Title: How did you survive? Post by: naguma on August 16, 2016, 05:18:27 AM February 28th 2015. Last day with the ex after 11 years.
I feel old-ish. Well, more in the sense that it's very late to start a family. On the good side, I start a new job next week. Something that really moves my life forward. Sadly, after my ex and I broke up there was a need to do something big - which lead to a re-education - which lead to this new job. In a way, it was her that caused this to happen... .and another toxic relationship, but that's not the point here. So that's ok, however emotionally things seem to be running about 10%. After the break up there was a protection order against me, which I did not fight due to money issues. After it was given a 2 year span, she has continued to attempt to contact me until about 2 months ago when she stopped. Started dating last December (way to early). Currently seeing a woman, she is into me - however it's very hard to commit (which makes me feel guilty and probably the point of this post). Anyways, what is your guys story? How did you recover? and so on. Title: Re: How did you survive? Post by: Infern0 on August 16, 2016, 05:25:05 AM Figuring out my codependency was caused by C PTSD and that was what really caused all my pain, not her.
That recovered me about 70% or so. The other 30% is healing my cptsd good luck with that though, you really need a therapist for it and I can't afford it so I just soldier on as Mr 70% man Title: Re: How did you survive?

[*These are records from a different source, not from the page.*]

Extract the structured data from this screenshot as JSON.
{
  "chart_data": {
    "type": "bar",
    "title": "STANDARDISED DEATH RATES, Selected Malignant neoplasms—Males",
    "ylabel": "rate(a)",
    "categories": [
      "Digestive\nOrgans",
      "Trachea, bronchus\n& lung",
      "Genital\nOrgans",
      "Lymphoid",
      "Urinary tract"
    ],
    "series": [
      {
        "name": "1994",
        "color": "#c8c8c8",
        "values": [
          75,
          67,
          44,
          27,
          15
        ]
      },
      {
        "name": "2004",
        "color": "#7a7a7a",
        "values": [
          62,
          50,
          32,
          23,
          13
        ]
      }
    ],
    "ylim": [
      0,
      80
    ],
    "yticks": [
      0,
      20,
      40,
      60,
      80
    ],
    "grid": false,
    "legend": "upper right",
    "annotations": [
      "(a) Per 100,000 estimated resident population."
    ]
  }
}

Post by: bus boy on August 16, 2016, 10:49:55 AM HI, my recovery took some time. She left 9 years ago but we continued a sexual r/s until 1 year ago. It was an r/s of emotional abuse, manuplation and lies. Oh ya and control. It was very easy for her to control my access to our son with sex. I wanted a family she didn't. It was very mentally confusing, I never felt right emotionally or mentally. when I pushed harder she found a new victim. I thought my world would end, I was crushed but a year of her gone and little to no contact on my part, ignorant belittleing texts on her part. I have never felt better mentally. I guess I could say her finding a new victim saved me and made a better stronger r/s with my son and I.